The Razorman nodded. “Yes. Raya's mission parameters were to retrieve Wake alive, so that she could question him.”
Ubra's mouth fell open, and did not rise back up. “Wait a second. Zelity? ZELITY? You're alive?”
She stared at the Razorman with new eyes, looking beyond his blood-splattered metal spikes. She noticing for the first time the blond hair, and the ridiculous tattoo about pangolins strafing across his skin in yellow ink.
“I wish I was in better spirits,” Zelity said, “But yes, I am alive.”
Ubra launched herself at him, and they hugged.
“When I was on Caitanya-9, I reanimated a junked Dravidian and put all the surviving Defiant on it, save you,” Wake said. “And I'm damned glad I did. As soon as the Dravidian left Mars, it was intercepted by soldiers from the Reformation Confederacy. Evidently there was a scuffle between Zelity's friends and the Sane, and they commandeered the ship and steered it to Mars – riiight as Sybar and Raya signed a mutual non-aggression pact, which Zelity promptly broke without realizing it. This caused the war to flare up again. I presume that all of the imprisoned Defiant were converted into Razormen. If so, Yen Zelity is the only one of Mykor's crew that survived.”

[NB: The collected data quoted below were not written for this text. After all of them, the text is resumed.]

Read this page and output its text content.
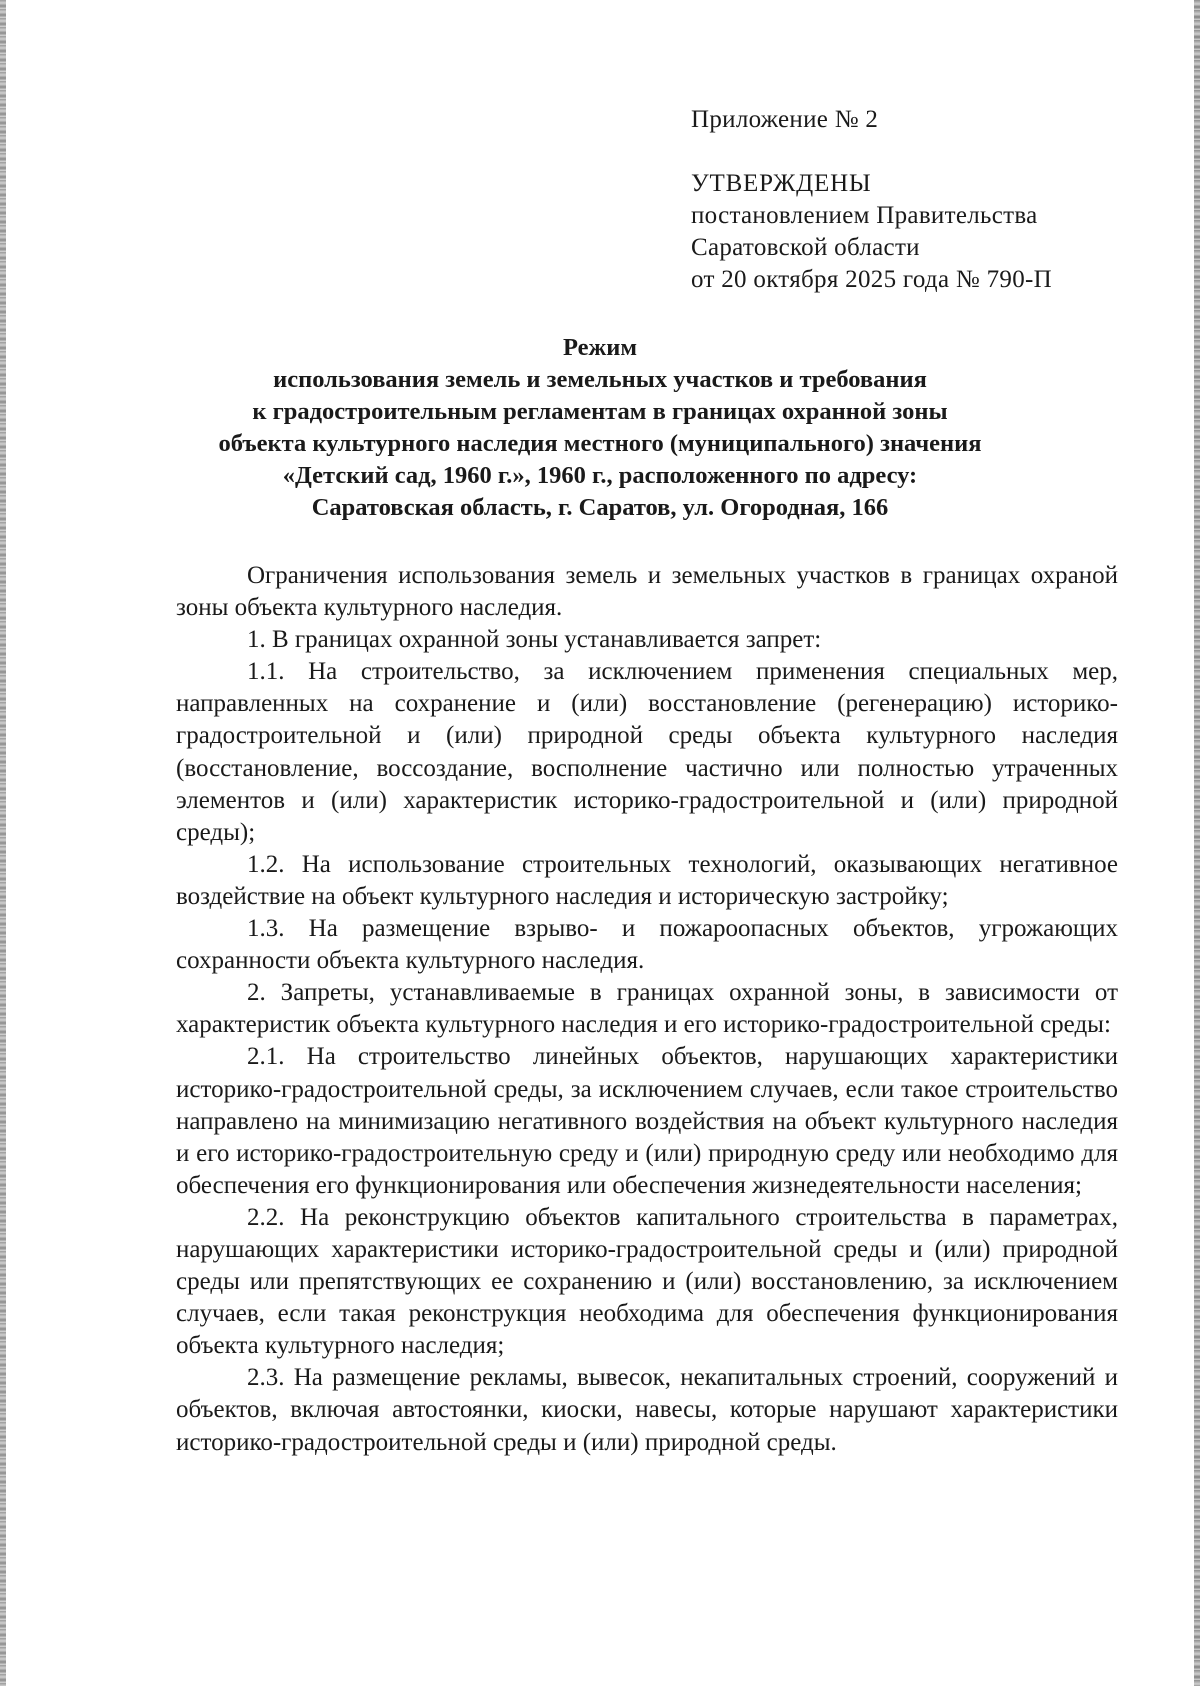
Приложение № 2
УТВЕРЖДЕНЫ
постановлением Правительства
Саратовской области
от 20 октября 2025 года № 790-П
Режим
использования земель и земельных участков и требования
к градостроительным регламентам в границах охранной зоны
объекта культурного наследия местного (муниципального) значения
«Детский сад, 1960 г.», 1960 г., расположенного по адресу:
Саратовская область, г. Саратов, ул. Огородная, 166

Ограничения использования земель и земельных участков в границах охраной зоны объекта культурного наследия.

1. В границах охранной зоны устанавливается запрет:

1.1. На строительство, за исключением применения специальных мер, направленных на сохранение и (или) восстановление (регенерацию) историко-градостроительной и (или) природной среды объекта культурного наследия (восстановление, воссоздание, восполнение частично или полностью утраченных элементов и (или) характеристик историко-градостроительной и (или) природной среды);

1.2. На использование строительных технологий, оказывающих негативное воздействие на объект культурного наследия и историческую застройку;

1.3. На размещение взрыво- и пожароопасных объектов, угрожающих сохранности объекта культурного наследия.

2. Запреты, устанавливаемые в границах охранной зоны, в зависимости от характеристик объекта культурного наследия и его историко-градостроительной среды:

2.1. На строительство линейных объектов, нарушающих характеристики историко-градостроительной среды, за исключением случаев, если такое строительство направлено на минимизацию негативного воздействия на объект культурного наследия и его историко-градостроительную среду и (или) природную среду или необходимо для обеспечения его функционирования или обеспечения жизнедеятельности населения;

2.2. На реконструкцию объектов капитального строительства в параметрах, нарушающих характеристики историко-градостроительной среды и (или) природной среды или препятствующих ее сохранению и (или) восстановлению, за исключением случаев, если такая реконструкция необходима для обеспечения функционирования объекта культурного наследия;

2.3. На размещение рекламы, вывесок, некапитальных строений, сооружений и объектов, включая автостоянки, киоски, навесы, которые нарушают характеристики историко-градостроительной среды и (или) природной среды.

“Damn...” Ubra was struggling to take it in. “Unfortunate timing.”
“Yes. Very unfortunate. I'm inclined to believe that the Solar Arm would have toppled soon anyway if Sybar had made peace with Raya, but still...it was unfortunate.”

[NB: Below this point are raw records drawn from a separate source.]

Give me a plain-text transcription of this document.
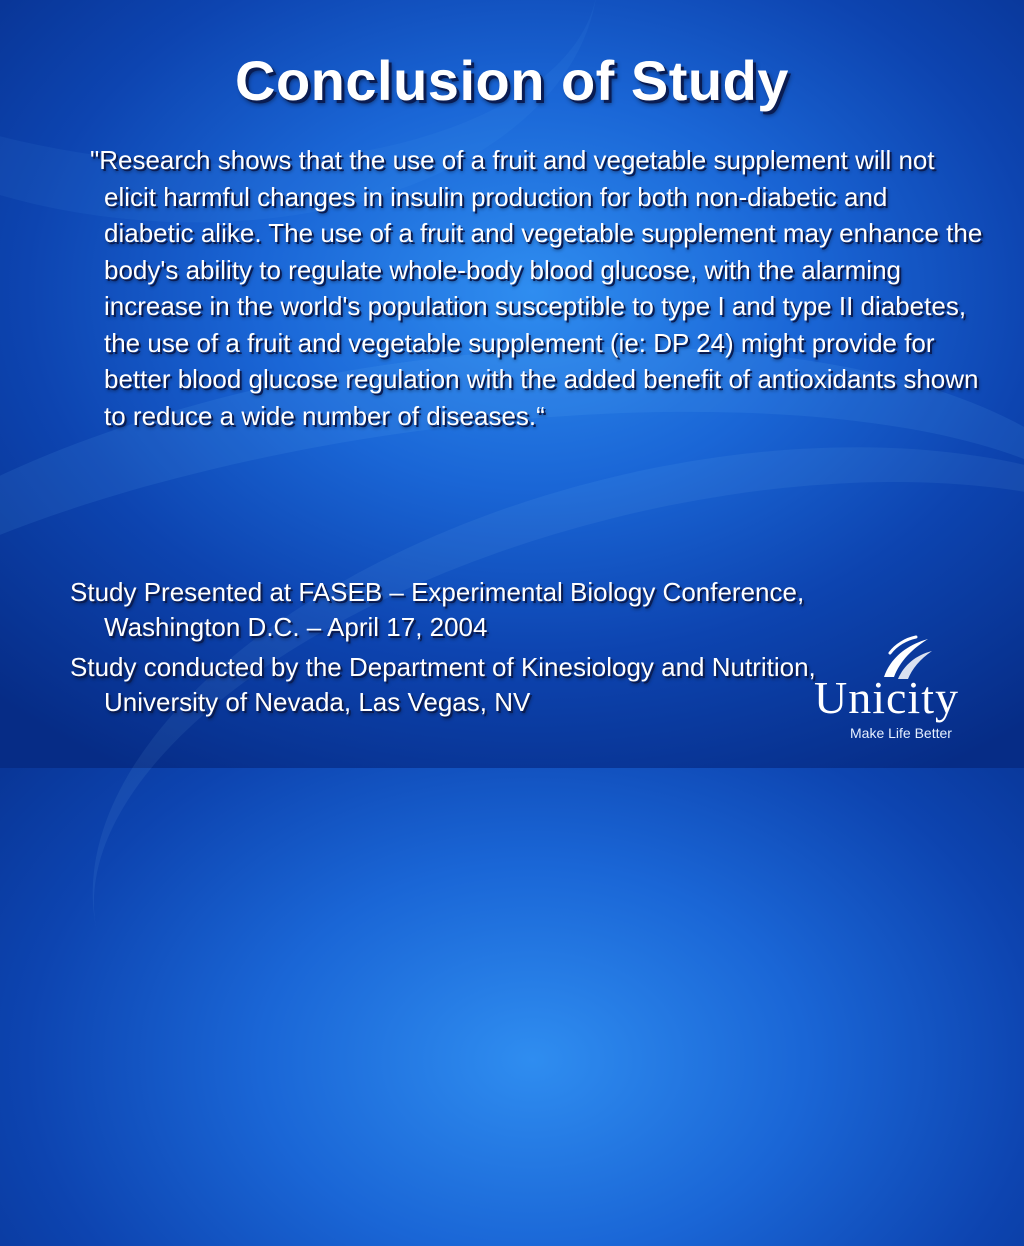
Conclusion of Study

"Research shows that the use of a fruit and vegetable supplement will not elicit harmful changes in insulin production for both non-diabetic and diabetic alike. The use of a fruit and vegetable supplement may enhance the body's ability to regulate whole-body blood glucose, with the alarming increase in the world's population susceptible to type I and type II diabetes, the use of a fruit and vegetable supplement (ie: DP 24) might provide for better blood glucose regulation with the added benefit of antioxidants shown to reduce a wide number of diseases.“

Study Presented at FASEB – Experimental Biology Conference, Washington D.C. – April 17, 2004
Study conducted by the Department of Kinesiology and Nutrition, University of Nevada, Las Vegas, NV	Unicity
Make Life Better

“It was not as unfortunate as you might think,” Nolund said. “Raya was well aware that the returning refugees from Caitanya-9 were not soldiers. Many of them – Emeth and Haledor, among others – were former Sons of the Vanitar. She knew that it was not an attack force. It merely gave her a pretext to launch a scorched earth assault on Sybar Rodensis's forces, in a way that he wouldn't expect and wouldn't be able to prepare for.”
“And if that opportunity hadn't come along, she would have found another.”
“I believe so,” Nolund Esper said.
“Well, talk about being a company man,” Wake said. “Why are you so eager to sell out your boss, all of a sudden?”